Even so there is much cultural exchange that exists and even thrives in France! Look to Paris' 18th arrondissement for one such place. I add this statement as a reassurance that I am not a completely horrid pessimist.
After all, there is still much to be learned and simply experienced by living with a language barrier. Parts of the world you take for granted light up like turning on a closet light you didn't know you had. After holding the door for someone you may find yourself wondering what the best way to say "you're welcome" would be. These experiences teach you not only about the country you are living in, but they hold a mirror up to your own culture and language, allowing you the distance and clarity to ask questions about the American or English or Australian way of life you would have never questioned before. So for better or for worse I am living in France and working in English. But it is also temporary and in seven months I will enter another frame of worldly interaction. To what extent you adapt to your surroundings as an expat and to what extent you stick to the comforts of home, linguistic or otherwise, will always be a personal choice (and I will never judge anyone for clandestinely baking and eating an entire batch of chocolate chip cookies out of frustration with French bureaucratic red tape. No I have not done that yet... but I haven't ruled it out).

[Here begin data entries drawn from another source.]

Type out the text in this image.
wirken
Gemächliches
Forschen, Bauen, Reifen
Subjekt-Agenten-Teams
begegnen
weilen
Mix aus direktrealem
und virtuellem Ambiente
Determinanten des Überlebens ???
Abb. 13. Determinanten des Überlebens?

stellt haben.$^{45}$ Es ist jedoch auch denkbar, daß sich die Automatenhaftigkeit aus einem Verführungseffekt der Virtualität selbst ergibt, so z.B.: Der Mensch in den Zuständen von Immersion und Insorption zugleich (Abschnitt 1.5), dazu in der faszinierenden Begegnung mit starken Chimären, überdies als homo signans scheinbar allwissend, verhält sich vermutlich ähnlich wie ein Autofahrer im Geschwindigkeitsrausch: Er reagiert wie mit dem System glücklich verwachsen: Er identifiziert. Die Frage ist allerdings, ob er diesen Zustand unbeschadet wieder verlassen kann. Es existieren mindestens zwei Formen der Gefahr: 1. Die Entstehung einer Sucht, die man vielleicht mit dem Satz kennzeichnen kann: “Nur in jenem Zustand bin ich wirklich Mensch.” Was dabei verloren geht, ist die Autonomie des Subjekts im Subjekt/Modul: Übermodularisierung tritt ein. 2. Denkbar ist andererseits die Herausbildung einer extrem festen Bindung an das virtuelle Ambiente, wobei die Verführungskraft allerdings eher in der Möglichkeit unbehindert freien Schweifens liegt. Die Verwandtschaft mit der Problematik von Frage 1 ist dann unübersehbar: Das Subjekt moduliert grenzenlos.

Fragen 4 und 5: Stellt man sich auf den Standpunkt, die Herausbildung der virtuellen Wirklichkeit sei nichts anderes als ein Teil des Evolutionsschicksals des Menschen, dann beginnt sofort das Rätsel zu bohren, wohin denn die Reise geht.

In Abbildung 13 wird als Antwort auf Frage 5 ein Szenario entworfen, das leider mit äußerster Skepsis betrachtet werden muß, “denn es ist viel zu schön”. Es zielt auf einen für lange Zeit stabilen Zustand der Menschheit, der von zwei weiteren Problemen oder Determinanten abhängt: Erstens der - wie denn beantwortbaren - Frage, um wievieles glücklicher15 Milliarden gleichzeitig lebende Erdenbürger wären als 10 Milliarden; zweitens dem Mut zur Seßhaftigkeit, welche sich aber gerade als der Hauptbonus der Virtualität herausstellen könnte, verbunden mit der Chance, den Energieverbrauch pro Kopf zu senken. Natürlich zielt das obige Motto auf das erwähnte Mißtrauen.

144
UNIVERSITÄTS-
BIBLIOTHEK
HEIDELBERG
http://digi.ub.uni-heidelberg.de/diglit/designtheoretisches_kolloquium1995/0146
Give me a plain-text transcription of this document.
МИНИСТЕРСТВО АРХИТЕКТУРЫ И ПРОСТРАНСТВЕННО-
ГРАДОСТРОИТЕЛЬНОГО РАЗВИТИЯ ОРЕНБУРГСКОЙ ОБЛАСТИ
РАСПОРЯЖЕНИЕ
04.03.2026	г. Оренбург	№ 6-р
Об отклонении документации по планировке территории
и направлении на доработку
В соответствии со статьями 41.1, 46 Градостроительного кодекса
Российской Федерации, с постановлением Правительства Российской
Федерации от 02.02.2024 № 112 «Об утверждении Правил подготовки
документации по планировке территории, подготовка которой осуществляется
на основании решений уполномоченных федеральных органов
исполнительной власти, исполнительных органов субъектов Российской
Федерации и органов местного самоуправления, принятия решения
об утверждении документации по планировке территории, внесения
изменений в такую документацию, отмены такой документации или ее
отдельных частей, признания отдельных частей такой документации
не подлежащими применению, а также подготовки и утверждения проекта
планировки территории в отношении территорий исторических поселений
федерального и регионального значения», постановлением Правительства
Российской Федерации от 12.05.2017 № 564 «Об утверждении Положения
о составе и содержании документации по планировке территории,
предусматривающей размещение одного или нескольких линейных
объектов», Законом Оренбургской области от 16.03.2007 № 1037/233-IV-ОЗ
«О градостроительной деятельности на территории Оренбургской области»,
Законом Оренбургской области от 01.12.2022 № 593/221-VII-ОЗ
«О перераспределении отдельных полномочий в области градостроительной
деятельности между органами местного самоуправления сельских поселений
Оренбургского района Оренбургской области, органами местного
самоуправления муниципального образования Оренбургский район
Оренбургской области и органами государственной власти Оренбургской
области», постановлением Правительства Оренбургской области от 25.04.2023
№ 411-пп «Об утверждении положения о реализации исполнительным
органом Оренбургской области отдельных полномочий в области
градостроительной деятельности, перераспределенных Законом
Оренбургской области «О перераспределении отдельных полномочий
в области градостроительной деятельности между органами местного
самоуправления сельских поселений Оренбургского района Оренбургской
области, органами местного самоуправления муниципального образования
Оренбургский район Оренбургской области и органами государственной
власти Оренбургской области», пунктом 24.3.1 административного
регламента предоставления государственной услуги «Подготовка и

I hear where you're coming from; it can be really frustrating to spend so much time in English when your whole goal is to improve your foreign language. Don't write it off just yet though! Maybe do a language exchange or take a class. It feels more productive and takes your mind off being homesick. For better or worse you are here for a while longer, so you may as well be as present as possible.
ReplyDeleteThe significant other thing is also true here; I keep reading American-in-Spain expat blogs and everyone who has stayed beyond the program is a girl with a Spanish boyfriend/husband. It's a lot easier to stay when you can get a visa based on common-law-marriage or actual marriage. But I think the other half is that people without something/someone important holding them here do eventually just want to go home.
When do you language exchanges are they usually one-on-one?